LeTourneau was dead on with her comparison of the Catholic church's denial of its sex abuse problem and the police failure "to correct mistakes and hold members of that system accountable." The company line among police is, at best, that bad actors within the ranks represent just a few "bad apples." Police departments should remember the last part of that proverb is something about spoiling the whole bunch.

The last couple of years have been particularly bad for American law enforcement's image. The highly publicized deaths of unarmed black people in police custody gave rise to the #BlackLivesMatter movement and drew what has to be unwanted attention to police methods and culture. Not just from major news outlets, but from presidential candidates. A caller to Thom Hartmann's national radio show observed recently that black people in this country are not worried in the least about being killed by ISIS terrorists; they are worried about being killed by the police. With justification.

After my Thursday morning post on just a few days' worth of police violence, I had to talk myself back from the ledge. But not off it.

A scene from the film Jack Reacher (2012) came to mind. The former Military Police investigator talks about a suspect's background:

Jack Reacher: There are four types of people who join the military. For some, it's family trade. Others are patriots, eager to serve. Next you have those who just need a job. Then there's the kind who want a legal means of killing other people.

That formulation might apply equally well to those who join the police. The problem is the code of silence prevents righteous officers from holding accountable fellow officers of the fourth kind, or even the simply incompetent. For excessive use of force. For torture. Or even murder.

The Cleveland police officer who shot Tamir Rice "could not follow simple directions, could not communicate clear thoughts nor recollections, and his handgun performance was dismal," according to his previous department. Yet this did not prevent him from serving in another, larger police department. Catholic priests with a histories of sexual abuse simply got reassigned to different parishes.

NPR spoke with former LAPD deputy chief of police, Lou Reiter. The police trainer and consultant spoke about breaking down the culture of silence:

LOU REITER: The real issue here is you have to have officers who feel comfortable that they will come forth with testimony that might get another officer into trouble. If they step forward, if they do the right thing, they will inevitably end up being retaliated out by other officers. And we have to say that retaliation is real. It's sinister. It normally hurts an officer so badly that he or she cannot stay with the agency anymore.

MONTAGNE: Recognizing it as a problem is a good start, and fixing it is, of course, an ideal. But specifically, how do you make that happen? Do you have an example of another police force that has done this?

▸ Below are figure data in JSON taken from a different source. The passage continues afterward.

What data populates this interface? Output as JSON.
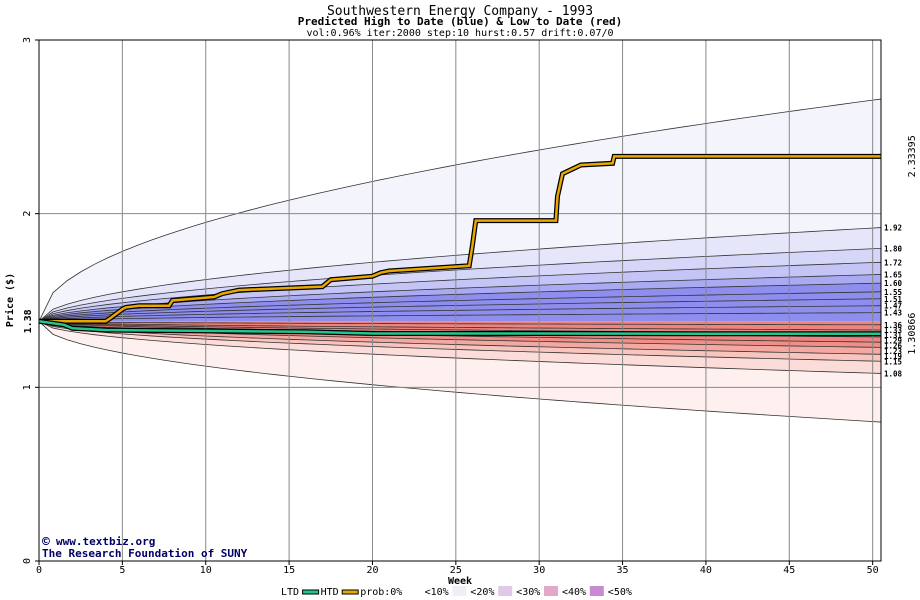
{
  "header": {
    "title": "Southwestern Energy Company - 1993",
    "subtitle": "Predicted High to Date (blue) &  Low to Date (red)",
    "params": "vol:0.96% iter:2000 step:10 hurst:0.57 drift:0.07/0"
  },
  "credits": {
    "site": "www.textbiz.org",
    "org": "The Research Foundation of SUNY"
  },
  "legend": {
    "ltd": "LTD",
    "htd": "HTD",
    "prob": "prob:0%",
    "b10": "<10%",
    "b20": "<20%",
    "b30": "<30%",
    "b40": "<40%",
    "b50": "<50%"
  },
  "colors": {
    "ltd_line": "#20c890",
    "htd_line": "#e8a800",
    "blue_bands": [
      "#f4f4fc",
      "#e6e6fa",
      "#d6d6f8",
      "#c4c4f6",
      "#aaaaf2",
      "#8e8eee"
    ],
    "red_bands": [
      "#fdf0ee",
      "#fbdcd8",
      "#f8c4be",
      "#f4a8a2",
      "#f08e88",
      "#ee8480"
    ],
    "label_left": "#008060",
    "label_right_blue": "#20a070",
    "label_right_orange": "#9a7000"
  },
  "chart_data": {
    "type": "area",
    "title": "Southwestern Energy Company - 1993",
    "subtitle": "Predicted High to Date (blue) &  Low to Date (red)",
    "xlabel": "Week",
    "ylabel": "Price ($)",
    "xlim": [
      0,
      50.5
    ],
    "ylim": [
      0,
      3
    ],
    "xticks": [
      0,
      5,
      10,
      15,
      20,
      25,
      30,
      35,
      40,
      45,
      50
    ],
    "yticks": [
      0,
      1,
      2,
      3
    ],
    "grid": true,
    "start_price": 1.38,
    "start_label": "1.38",
    "high_quantiles_end": [
      2.66,
      1.92,
      1.8,
      1.72,
      1.65,
      1.6,
      1.55,
      1.51,
      1.47,
      1.43
    ],
    "high_quantile_labels": [
      "1.92",
      "1.80",
      "1.72",
      "1.65",
      "1.60",
      "1.55",
      "1.51",
      "1.47",
      "1.43"
    ],
    "low_quantiles_end": [
      1.36,
      1.33,
      1.31,
      1.29,
      1.26,
      1.23,
      1.19,
      1.15,
      1.08,
      0.8
    ],
    "low_quantile_labels": [
      "1.36",
      "1.33",
      "1.31",
      "1.29",
      "1.26",
      "1.23",
      "1.19",
      "1.15",
      "1.08"
    ],
    "htd_series": {
      "name": "HTD",
      "x": [
        0,
        4,
        4.3,
        5,
        5.2,
        6,
        7.8,
        8,
        10.5,
        11,
        12,
        17,
        17.5,
        20,
        20.5,
        21,
        25.8,
        26,
        26.2,
        31,
        31.1,
        31.4,
        32.5,
        34.4,
        34.5,
        50.5
      ],
      "y": [
        1.38,
        1.38,
        1.4,
        1.45,
        1.46,
        1.47,
        1.47,
        1.5,
        1.52,
        1.54,
        1.56,
        1.58,
        1.62,
        1.64,
        1.66,
        1.67,
        1.7,
        1.82,
        1.96,
        1.96,
        2.1,
        2.23,
        2.28,
        2.29,
        2.33,
        2.33
      ]
    },
    "ltd_series": {
      "name": "LTD",
      "x": [
        0,
        1.5,
        2,
        4,
        10,
        16,
        20,
        30,
        40,
        50.5
      ],
      "y": [
        1.38,
        1.36,
        1.34,
        1.33,
        1.325,
        1.32,
        1.31,
        1.31,
        1.309,
        1.309
      ]
    },
    "htd_end_label": "2.33395",
    "ltd_end_label": "1.30866"
  }
}
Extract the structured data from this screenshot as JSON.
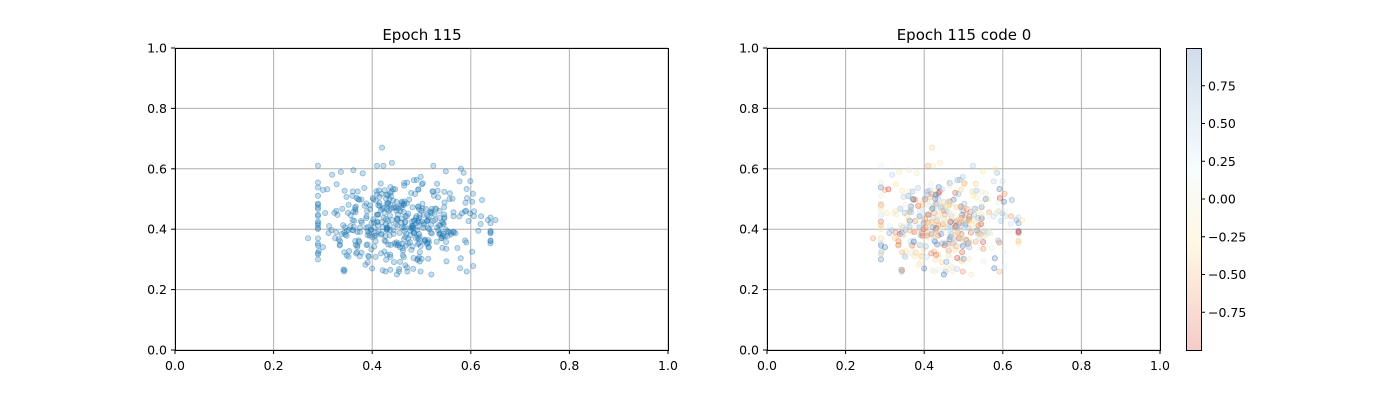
{
  "chart_data": [
    {
      "type": "scatter",
      "title": "Epoch 115",
      "xlabel": "",
      "ylabel": "",
      "xlim": [
        0.0,
        1.0
      ],
      "ylim": [
        0.0,
        1.0
      ],
      "xticks": [
        "0.0",
        "0.2",
        "0.4",
        "0.6",
        "0.8",
        "1.0"
      ],
      "yticks": [
        "0.0",
        "0.2",
        "0.4",
        "0.6",
        "0.8",
        "1.0"
      ],
      "grid": true,
      "point_color": "#1f77b4",
      "distribution": {
        "n": 450,
        "x_center": 0.455,
        "x_spread": 0.08,
        "y_center": 0.415,
        "y_spread": 0.075
      },
      "highlight_points": [
        {
          "x": 0.42,
          "y": 0.67
        },
        {
          "x": 0.27,
          "y": 0.37
        },
        {
          "x": 0.3,
          "y": 0.53
        },
        {
          "x": 0.65,
          "y": 0.43
        },
        {
          "x": 0.64,
          "y": 0.39
        },
        {
          "x": 0.52,
          "y": 0.25
        },
        {
          "x": 0.45,
          "y": 0.25
        },
        {
          "x": 0.4,
          "y": 0.27
        },
        {
          "x": 0.44,
          "y": 0.62
        },
        {
          "x": 0.58,
          "y": 0.6
        }
      ]
    },
    {
      "type": "scatter",
      "title": "Epoch 115 code 0",
      "xlabel": "",
      "ylabel": "",
      "xlim": [
        0.0,
        1.0
      ],
      "ylim": [
        0.0,
        1.0
      ],
      "xticks": [
        "0.0",
        "0.2",
        "0.4",
        "0.6",
        "0.8",
        "1.0"
      ],
      "yticks": [
        "0.0",
        "0.2",
        "0.4",
        "0.6",
        "0.8",
        "1.0"
      ],
      "grid": true,
      "colormap": "RdYlBu-style (red = low, blue = high)",
      "colorbar": {
        "range": [
          -1.0,
          1.0
        ],
        "ticks": [
          "0.75",
          "0.50",
          "0.25",
          "0.00",
          "−0.25",
          "−0.50",
          "−0.75"
        ],
        "tick_values": [
          0.75,
          0.5,
          0.25,
          0.0,
          -0.25,
          -0.5,
          -0.75
        ],
        "colors": [
          "#d73027",
          "#fee090",
          "#e0f3f8",
          "#4575b4"
        ]
      },
      "same_points_as_left": true
    }
  ]
}
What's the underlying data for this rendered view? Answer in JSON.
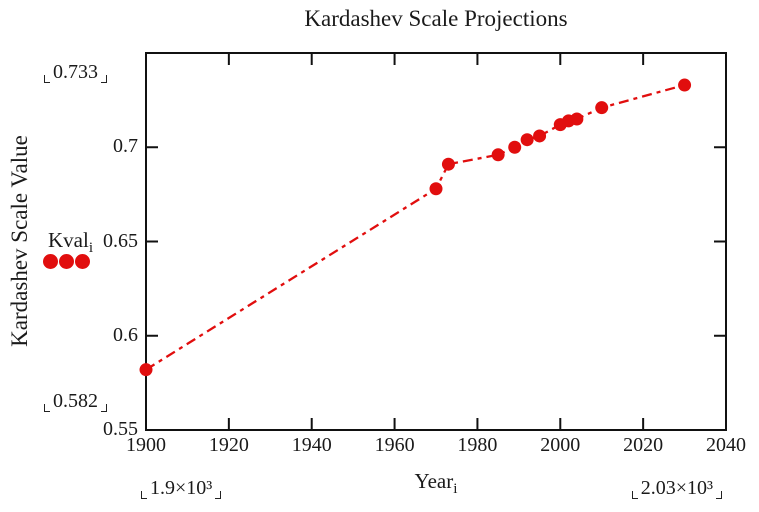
{
  "chart_data": {
    "type": "line",
    "title": "Kardashev Scale Projections",
    "xlabel": "Year",
    "xlabel_subscript": "i",
    "ylabel": "Kardashev Scale Value",
    "legend": {
      "label": "Kval",
      "subscript": "i",
      "marker": "three-red-dots"
    },
    "xlim": [
      1900,
      2040
    ],
    "ylim": [
      0.55,
      0.75
    ],
    "x_tick_labels": [
      "1900",
      "1920",
      "1940",
      "1960",
      "1980",
      "2000",
      "2020",
      "2040"
    ],
    "y_tick_labels": [
      "0.55",
      "0.6",
      "0.65",
      "0.7"
    ],
    "axis_limit_markers": {
      "y_max": "0.733",
      "y_min": "0.582",
      "x_min": "1.9×10³",
      "x_max": "2.03×10³"
    },
    "grid": false,
    "legend_position": "outside-left-middle",
    "series": [
      {
        "name": "Kval",
        "x": [
          1900,
          1970,
          1973,
          1985,
          1989,
          1992,
          1995,
          2000,
          2002,
          2004,
          2010,
          2030
        ],
        "y": [
          0.582,
          0.678,
          0.691,
          0.696,
          0.7,
          0.704,
          0.706,
          0.712,
          0.714,
          0.715,
          0.721,
          0.733
        ],
        "color": "#e10e0e",
        "line_style": "dash-dot",
        "marker": "filled-circle"
      }
    ],
    "colors": {
      "accent_red": "#e10e0e",
      "frame": "#111111",
      "text": "#1a1a1a"
    }
  }
}
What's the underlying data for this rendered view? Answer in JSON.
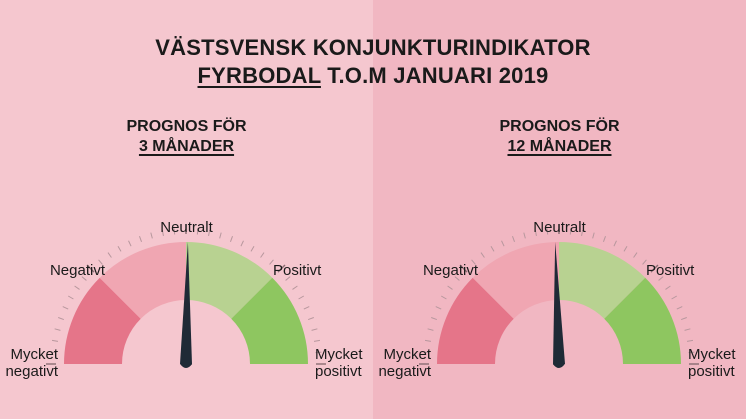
{
  "title": {
    "line1": "VÄSTSVENSK KONJUNKTURINDIKATOR",
    "region": "FYRBODAL",
    "period": "T.O.M JANUARI 2019"
  },
  "colors": {
    "bg_left": "#f5c7cf",
    "bg_right": "#f1b7c2",
    "very_negative": "#e57589",
    "negative": "#f0a6b2",
    "positive": "#b8d291",
    "very_positive": "#8ec660",
    "needle": "#1f2a36"
  },
  "gauges": [
    {
      "heading1": "PROGNOS FÖR",
      "heading2": "3 MÅNADER",
      "needle_fraction": 0.505,
      "labels": {
        "neutral": "Neutralt",
        "negative": "Negativt",
        "positive": "Positivt",
        "very_negative_1": "Mycket",
        "very_negative_2": "negativt",
        "very_positive_1": "Mycket",
        "very_positive_2": "positivt"
      }
    },
    {
      "heading1": "PROGNOS FÖR",
      "heading2": "12 MÅNADER",
      "needle_fraction": 0.49,
      "labels": {
        "neutral": "Neutralt",
        "negative": "Negativt",
        "positive": "Positivt",
        "very_negative_1": "Mycket",
        "very_negative_2": "negativt",
        "very_positive_1": "Mycket",
        "very_positive_2": "positivt"
      }
    }
  ]
}
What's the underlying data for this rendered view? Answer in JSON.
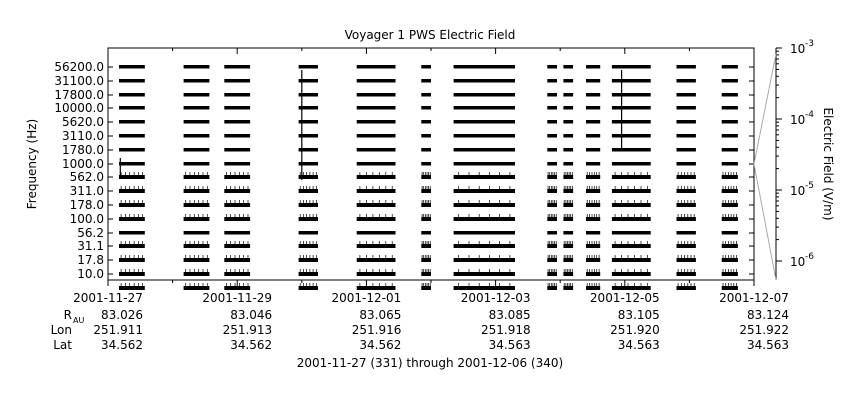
{
  "chart_data": {
    "type": "line",
    "title": "Voyager 1 PWS Electric Field",
    "ylabel": "Frequency (Hz)",
    "y2label": "Electric Field (V/m)",
    "xlabel": "2001-11-27 (331) through 2001-12-06 (340)",
    "frequency_channels": [
      "56200.0",
      "31100.0",
      "17800.0",
      "10000.0",
      "5620.0",
      "3110.0",
      "1780.0",
      "1000.0",
      "562.0",
      "311.0",
      "178.0",
      "100.0",
      "56.2",
      "31.1",
      "17.8",
      "10.0"
    ],
    "x_ticks": [
      "2001-11-27",
      "2001-11-29",
      "2001-12-01",
      "2001-12-03",
      "2001-12-05",
      "2001-12-07"
    ],
    "x_range_days": [
      0,
      10
    ],
    "y2_ticks": [
      {
        "base": "10",
        "exp": "-3"
      },
      {
        "base": "10",
        "exp": "-4"
      },
      {
        "base": "10",
        "exp": "-5"
      },
      {
        "base": "10",
        "exp": "-6"
      }
    ],
    "y2_scale": "log",
    "data_intervals_days": [
      [
        0.17,
        0.57
      ],
      [
        1.17,
        1.57
      ],
      [
        1.8,
        2.2
      ],
      [
        2.95,
        3.25
      ],
      [
        3.85,
        4.45
      ],
      [
        4.85,
        5.0
      ],
      [
        5.35,
        6.3
      ],
      [
        6.8,
        6.95
      ],
      [
        7.05,
        7.2
      ],
      [
        7.4,
        7.62
      ],
      [
        7.8,
        8.4
      ],
      [
        8.8,
        9.1
      ],
      [
        9.5,
        9.75
      ]
    ],
    "spikes_days": [
      3.0,
      7.95,
      0.19
    ],
    "ephemeris": [
      {
        "label": "R",
        "sub": "AU",
        "values": [
          "83.026",
          "83.046",
          "83.065",
          "83.085",
          "83.105",
          "83.124"
        ]
      },
      {
        "label": "Lon",
        "sub": "",
        "values": [
          "251.911",
          "251.913",
          "251.916",
          "251.918",
          "251.920",
          "251.922"
        ]
      },
      {
        "label": "Lat",
        "sub": "",
        "values": [
          "34.562",
          "34.562",
          "34.562",
          "34.563",
          "34.563",
          "34.563"
        ]
      }
    ],
    "grid": false,
    "legend": "none"
  }
}
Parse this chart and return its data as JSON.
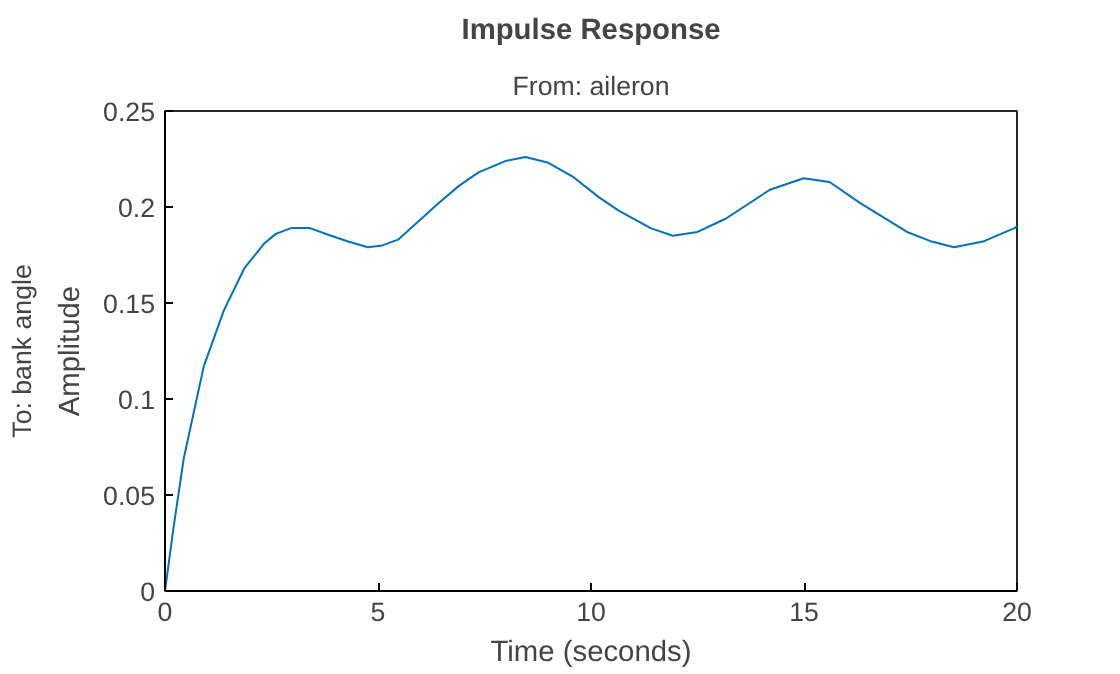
{
  "chart_data": {
    "type": "line",
    "title": "Impulse Response",
    "subtitle": "From: aileron",
    "xlabel": "Time (seconds)",
    "ylabel": "Amplitude",
    "y2label": "To: bank angle",
    "x": [
      0,
      0.2,
      0.44,
      0.91,
      1.38,
      1.86,
      2.33,
      2.6,
      2.96,
      3.4,
      3.9,
      4.3,
      4.76,
      5.1,
      5.47,
      6.42,
      6.9,
      7.36,
      8.0,
      8.46,
      9.0,
      9.56,
      10.19,
      10.66,
      11.4,
      11.92,
      12.5,
      13.17,
      14.2,
      14.99,
      15.6,
      16.32,
      17.42,
      18.0,
      18.52,
      19.2,
      19.94,
      20
    ],
    "series": [
      {
        "color": "#0072bd",
        "values": [
          0,
          0.033,
          0.069,
          0.117,
          0.146,
          0.168,
          0.181,
          0.186,
          0.189,
          0.189,
          0.185,
          0.182,
          0.179,
          0.18,
          0.183,
          0.202,
          0.211,
          0.218,
          0.224,
          0.226,
          0.223,
          0.216,
          0.205,
          0.198,
          0.189,
          0.185,
          0.187,
          0.194,
          0.209,
          0.215,
          0.213,
          0.202,
          0.187,
          0.182,
          0.179,
          0.182,
          0.189,
          0.19
        ]
      }
    ],
    "xlim": [
      0,
      20
    ],
    "ylim": [
      0,
      0.25
    ],
    "xticks": [
      0,
      5,
      10,
      15,
      20
    ],
    "yticks": [
      0,
      0.05,
      0.1,
      0.15,
      0.2,
      0.25
    ],
    "grid": false,
    "marker": "none",
    "line_style": "solid"
  }
}
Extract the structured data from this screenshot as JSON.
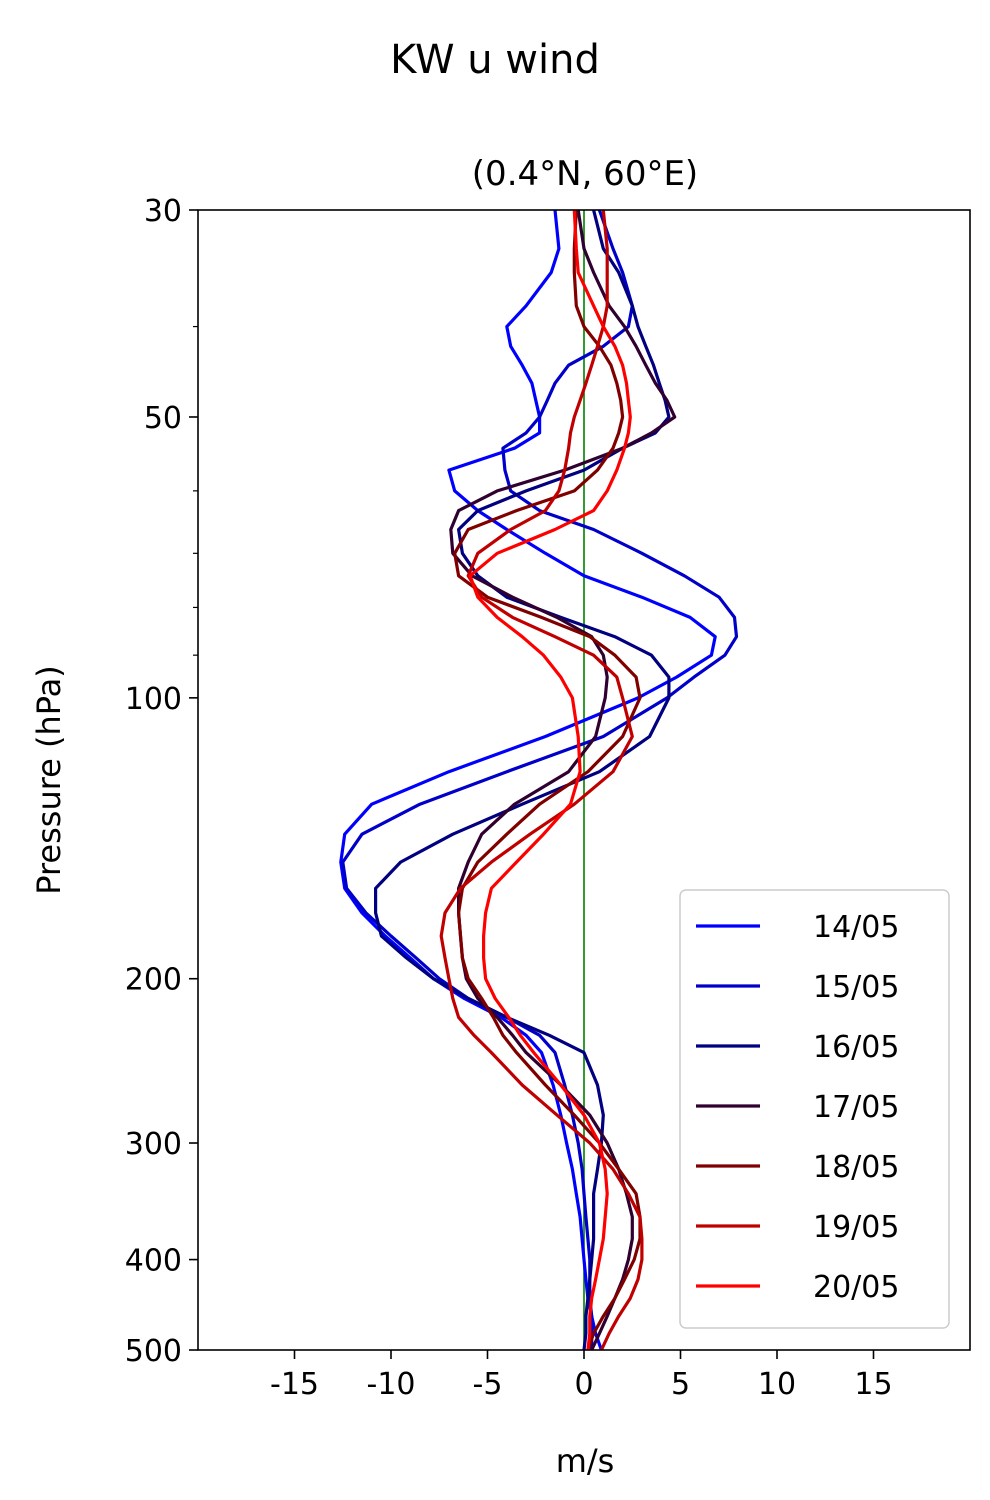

REITER: You know, I really don't. I wish I could say so, but I think there is a way that you could begin to break this. The mayor and all of the chief administrators have to stand up and say, we will protect you. And they need to go down and handpick a select group of officers who they know the field respects and have them come front and say, you know what? It's time for us to stop this code of silence. It's time for us to speak up and root these people who tarnish our star out of the agency.

That's not terribly reassuring. First of all, because we don't see any large moves nationally among police departments to admit there is even an accountability problem. Admitting a problem is a sign of weakness in a certain American subculture, and we can't have that. Any more than Americans can admit to having a problem with guns.